“Erdal, Saat 12.50’de var bir tane Berna isimli yolcu bir tane de 14.45’te var ama o işine yaramaz. Araba kalkmış olabilir fakat çok uzaklaşmamıştır, firma adı Pamukkale, plakası 35 PT 233.”
“Sağ ol kardeşim benim, görüşürüz.”
“Rica ederim kardeşim, kendine iyi bak.”
Telefonu kapattım ve tüm dikkatimi yola vererek yoluma devam ettim. O sırada arabanın içini bir Metallica şarkısı doldurmaya başladı. Hayatımın şarkısı “Fade to black” hayatımın en önemli gününde çalmaya başlıyordu.
Life it seems, will fade away
Drifting further every day
Getting lost within myself
Terminalin çıkışından İzmir yoluna giden yere saptım. Artık tek amacım o otobüsü bulmaktı ne hız ibresine ne de devir ibresine bakmadım beşinci viteste ilk ve son sevdamın peşinden koşuyordum. Beynimdeki savaşta koşullar eşitlenmiş, savaşacak birimler eşit koşullar altında karşılıklı konuşlanmışlardı. Artık bu savaşı başlatmak ve kazanmak için bütün koşullar olgunlaşmıştı. Hızımı iyice arttırıp sol şeritten gözümü yola dikmiş bir şekilde hızlandım. Şarkının bana verdiği gaz zaten yetiyordu.

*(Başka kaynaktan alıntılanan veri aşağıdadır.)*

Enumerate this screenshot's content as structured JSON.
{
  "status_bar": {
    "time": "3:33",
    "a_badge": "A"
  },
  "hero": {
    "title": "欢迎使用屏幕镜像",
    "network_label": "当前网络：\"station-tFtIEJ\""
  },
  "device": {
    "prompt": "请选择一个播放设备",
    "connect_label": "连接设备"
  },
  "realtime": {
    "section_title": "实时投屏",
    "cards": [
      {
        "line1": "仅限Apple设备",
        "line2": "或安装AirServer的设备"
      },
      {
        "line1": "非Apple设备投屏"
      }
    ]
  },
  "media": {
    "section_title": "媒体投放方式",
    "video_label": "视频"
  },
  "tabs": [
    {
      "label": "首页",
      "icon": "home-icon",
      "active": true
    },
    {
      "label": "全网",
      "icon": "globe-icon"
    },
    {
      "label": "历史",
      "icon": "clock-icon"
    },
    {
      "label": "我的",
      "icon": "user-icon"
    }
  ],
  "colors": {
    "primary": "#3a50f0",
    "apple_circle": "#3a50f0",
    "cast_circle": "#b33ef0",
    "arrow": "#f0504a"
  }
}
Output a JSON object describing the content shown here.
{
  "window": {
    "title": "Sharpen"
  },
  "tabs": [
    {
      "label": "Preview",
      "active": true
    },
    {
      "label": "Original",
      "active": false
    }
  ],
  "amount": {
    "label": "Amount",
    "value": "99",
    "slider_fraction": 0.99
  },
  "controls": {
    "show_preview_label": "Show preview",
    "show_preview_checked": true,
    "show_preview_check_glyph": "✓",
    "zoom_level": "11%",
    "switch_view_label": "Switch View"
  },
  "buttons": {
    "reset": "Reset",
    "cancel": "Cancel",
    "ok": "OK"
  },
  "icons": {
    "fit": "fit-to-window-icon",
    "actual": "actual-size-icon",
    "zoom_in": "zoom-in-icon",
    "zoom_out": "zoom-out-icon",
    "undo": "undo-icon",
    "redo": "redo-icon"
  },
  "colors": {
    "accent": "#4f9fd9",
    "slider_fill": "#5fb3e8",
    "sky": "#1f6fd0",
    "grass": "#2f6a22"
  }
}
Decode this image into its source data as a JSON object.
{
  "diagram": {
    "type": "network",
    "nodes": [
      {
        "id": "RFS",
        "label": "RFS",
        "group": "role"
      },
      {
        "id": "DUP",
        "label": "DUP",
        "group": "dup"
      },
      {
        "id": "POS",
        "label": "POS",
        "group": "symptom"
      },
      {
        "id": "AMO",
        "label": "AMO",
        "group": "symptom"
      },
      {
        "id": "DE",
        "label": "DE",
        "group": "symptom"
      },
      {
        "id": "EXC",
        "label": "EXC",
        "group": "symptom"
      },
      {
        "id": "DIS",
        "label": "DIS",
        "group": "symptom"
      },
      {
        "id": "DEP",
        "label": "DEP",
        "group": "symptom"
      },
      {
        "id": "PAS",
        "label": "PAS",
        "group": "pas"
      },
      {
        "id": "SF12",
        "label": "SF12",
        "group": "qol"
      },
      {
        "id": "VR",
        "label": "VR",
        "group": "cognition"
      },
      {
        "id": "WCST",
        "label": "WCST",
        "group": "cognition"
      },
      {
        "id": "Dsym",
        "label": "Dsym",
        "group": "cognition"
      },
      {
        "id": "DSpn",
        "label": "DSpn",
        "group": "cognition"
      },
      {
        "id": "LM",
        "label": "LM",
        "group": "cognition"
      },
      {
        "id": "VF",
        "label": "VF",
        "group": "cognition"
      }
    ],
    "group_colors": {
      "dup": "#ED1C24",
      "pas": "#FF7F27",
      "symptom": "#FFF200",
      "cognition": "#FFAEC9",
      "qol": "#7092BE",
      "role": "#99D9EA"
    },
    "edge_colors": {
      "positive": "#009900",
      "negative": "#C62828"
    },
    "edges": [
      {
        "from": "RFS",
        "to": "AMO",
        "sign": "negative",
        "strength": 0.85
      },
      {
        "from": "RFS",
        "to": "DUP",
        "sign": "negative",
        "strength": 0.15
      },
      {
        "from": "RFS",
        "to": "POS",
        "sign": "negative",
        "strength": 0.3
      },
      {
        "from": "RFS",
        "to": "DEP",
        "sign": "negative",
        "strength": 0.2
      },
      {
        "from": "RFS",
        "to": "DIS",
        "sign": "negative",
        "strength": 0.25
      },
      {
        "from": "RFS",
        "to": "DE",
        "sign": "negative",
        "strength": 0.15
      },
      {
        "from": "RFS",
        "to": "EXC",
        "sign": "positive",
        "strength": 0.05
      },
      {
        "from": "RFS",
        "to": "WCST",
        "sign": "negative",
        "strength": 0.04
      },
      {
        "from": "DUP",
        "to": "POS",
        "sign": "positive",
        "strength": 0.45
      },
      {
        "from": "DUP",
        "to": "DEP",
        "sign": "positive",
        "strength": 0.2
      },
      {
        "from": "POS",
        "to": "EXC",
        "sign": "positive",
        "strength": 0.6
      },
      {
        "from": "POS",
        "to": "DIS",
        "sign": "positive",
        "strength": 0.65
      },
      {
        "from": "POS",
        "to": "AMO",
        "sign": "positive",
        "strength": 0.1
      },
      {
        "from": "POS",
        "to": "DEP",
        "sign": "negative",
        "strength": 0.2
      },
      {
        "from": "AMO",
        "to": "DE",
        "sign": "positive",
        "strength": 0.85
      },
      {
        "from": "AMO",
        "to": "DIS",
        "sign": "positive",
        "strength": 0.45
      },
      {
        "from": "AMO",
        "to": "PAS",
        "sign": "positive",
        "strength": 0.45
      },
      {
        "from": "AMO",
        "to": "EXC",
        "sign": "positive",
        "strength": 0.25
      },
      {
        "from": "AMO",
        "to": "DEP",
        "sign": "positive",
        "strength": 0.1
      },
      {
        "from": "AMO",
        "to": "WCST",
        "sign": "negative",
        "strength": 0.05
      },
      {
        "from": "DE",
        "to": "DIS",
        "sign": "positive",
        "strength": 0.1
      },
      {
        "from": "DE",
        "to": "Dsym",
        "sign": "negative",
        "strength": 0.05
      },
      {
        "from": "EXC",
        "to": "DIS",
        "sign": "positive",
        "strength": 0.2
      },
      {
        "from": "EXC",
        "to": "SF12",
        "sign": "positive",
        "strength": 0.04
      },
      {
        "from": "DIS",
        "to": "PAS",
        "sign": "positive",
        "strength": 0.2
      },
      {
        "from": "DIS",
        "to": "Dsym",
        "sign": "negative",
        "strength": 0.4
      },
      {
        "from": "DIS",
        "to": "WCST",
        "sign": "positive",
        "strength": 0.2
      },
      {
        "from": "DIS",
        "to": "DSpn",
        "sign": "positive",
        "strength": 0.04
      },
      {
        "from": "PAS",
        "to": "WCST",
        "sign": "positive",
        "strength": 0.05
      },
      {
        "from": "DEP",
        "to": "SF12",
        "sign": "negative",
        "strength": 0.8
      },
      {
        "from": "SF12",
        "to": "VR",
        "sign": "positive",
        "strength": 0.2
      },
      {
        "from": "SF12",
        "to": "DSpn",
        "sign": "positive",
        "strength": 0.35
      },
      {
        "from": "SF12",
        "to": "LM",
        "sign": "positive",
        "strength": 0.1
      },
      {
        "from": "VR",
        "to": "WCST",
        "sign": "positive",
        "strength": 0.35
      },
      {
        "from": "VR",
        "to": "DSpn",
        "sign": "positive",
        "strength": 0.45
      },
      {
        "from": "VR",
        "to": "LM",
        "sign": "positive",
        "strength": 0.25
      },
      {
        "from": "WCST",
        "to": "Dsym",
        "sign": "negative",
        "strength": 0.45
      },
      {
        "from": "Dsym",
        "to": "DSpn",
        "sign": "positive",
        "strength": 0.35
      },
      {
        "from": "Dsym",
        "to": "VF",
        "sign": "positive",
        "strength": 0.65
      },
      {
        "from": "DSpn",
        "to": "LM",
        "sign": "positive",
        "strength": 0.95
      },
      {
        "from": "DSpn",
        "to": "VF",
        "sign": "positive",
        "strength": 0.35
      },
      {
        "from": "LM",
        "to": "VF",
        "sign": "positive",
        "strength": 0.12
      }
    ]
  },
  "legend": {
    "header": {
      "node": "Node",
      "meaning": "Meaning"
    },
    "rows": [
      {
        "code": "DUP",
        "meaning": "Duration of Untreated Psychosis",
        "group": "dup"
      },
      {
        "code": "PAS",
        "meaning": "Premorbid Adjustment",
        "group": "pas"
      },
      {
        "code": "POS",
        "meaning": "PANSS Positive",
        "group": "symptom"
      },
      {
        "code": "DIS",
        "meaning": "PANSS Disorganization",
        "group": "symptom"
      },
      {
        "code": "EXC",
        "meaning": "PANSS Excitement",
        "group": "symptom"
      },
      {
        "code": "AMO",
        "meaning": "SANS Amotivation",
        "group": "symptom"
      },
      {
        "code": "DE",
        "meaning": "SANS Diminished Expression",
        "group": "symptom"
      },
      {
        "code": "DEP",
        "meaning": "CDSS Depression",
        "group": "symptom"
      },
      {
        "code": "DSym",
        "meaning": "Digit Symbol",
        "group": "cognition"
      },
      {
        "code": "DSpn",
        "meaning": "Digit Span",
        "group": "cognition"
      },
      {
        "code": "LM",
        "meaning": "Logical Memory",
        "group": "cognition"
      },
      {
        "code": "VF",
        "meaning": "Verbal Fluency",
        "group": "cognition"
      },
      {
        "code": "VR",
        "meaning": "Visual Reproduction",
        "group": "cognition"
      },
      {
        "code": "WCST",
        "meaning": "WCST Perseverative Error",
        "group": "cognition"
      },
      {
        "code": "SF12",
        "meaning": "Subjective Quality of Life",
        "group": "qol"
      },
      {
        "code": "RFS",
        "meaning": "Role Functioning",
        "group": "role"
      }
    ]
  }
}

Daha önce de bir otobüsün peşinden koşmuştum ve yakalamıştım ama onu durduramamıştım. Bu kez durdurmak için haklı sebeplerim vardı ama onun tek bir haklı sebebi yoktu. Dün gece sarılarak uyuduğum kadın o değil miydi? Hayal görmemiştim, her şeyin gün gibi gerçek olduğundan son derece emindim… Yaklaşık beş dakika sonra önümde seyir eden Pamukkale firmasını gördüm. Yaklaşınca plakasına baktım ve plaka tutuyordu. Selektör yakarak arkasına yanaştım. Bir aksiyon filmi sahnesini yaşarken şarkının efsanevi gitar solosu da arabamın içinde yankılanıyordu. Sol sinyalimi çakıp kornaya basarak önüne kırmak için hızlandım, otobüs yavaşlamaya başladı. Arabayı yüz metre ileride durdurdum, otobüs yavaşlayıp durdu. Arabadan indim otobüse doğru yürümeye başladım. O sırada bütün yolcular ayaklanmış beni izliyorlardı. Şoförün bana attığı şaşkın ve kızgın bakışların arasında arka kapı açıldı ve bir süre sonra Berna yavaş yavaş aşağıya indi. Hızlı ve kızgın adımlarla ona doğru yürümeye başladım. Berna’nın yüzündeki mahcubiyeti görüyordum. Yolcular hala bizi izlemekteydi ama hiçbiri şu an umurumun kıyısında bile değildi. Berna ile yüz yüze geldik.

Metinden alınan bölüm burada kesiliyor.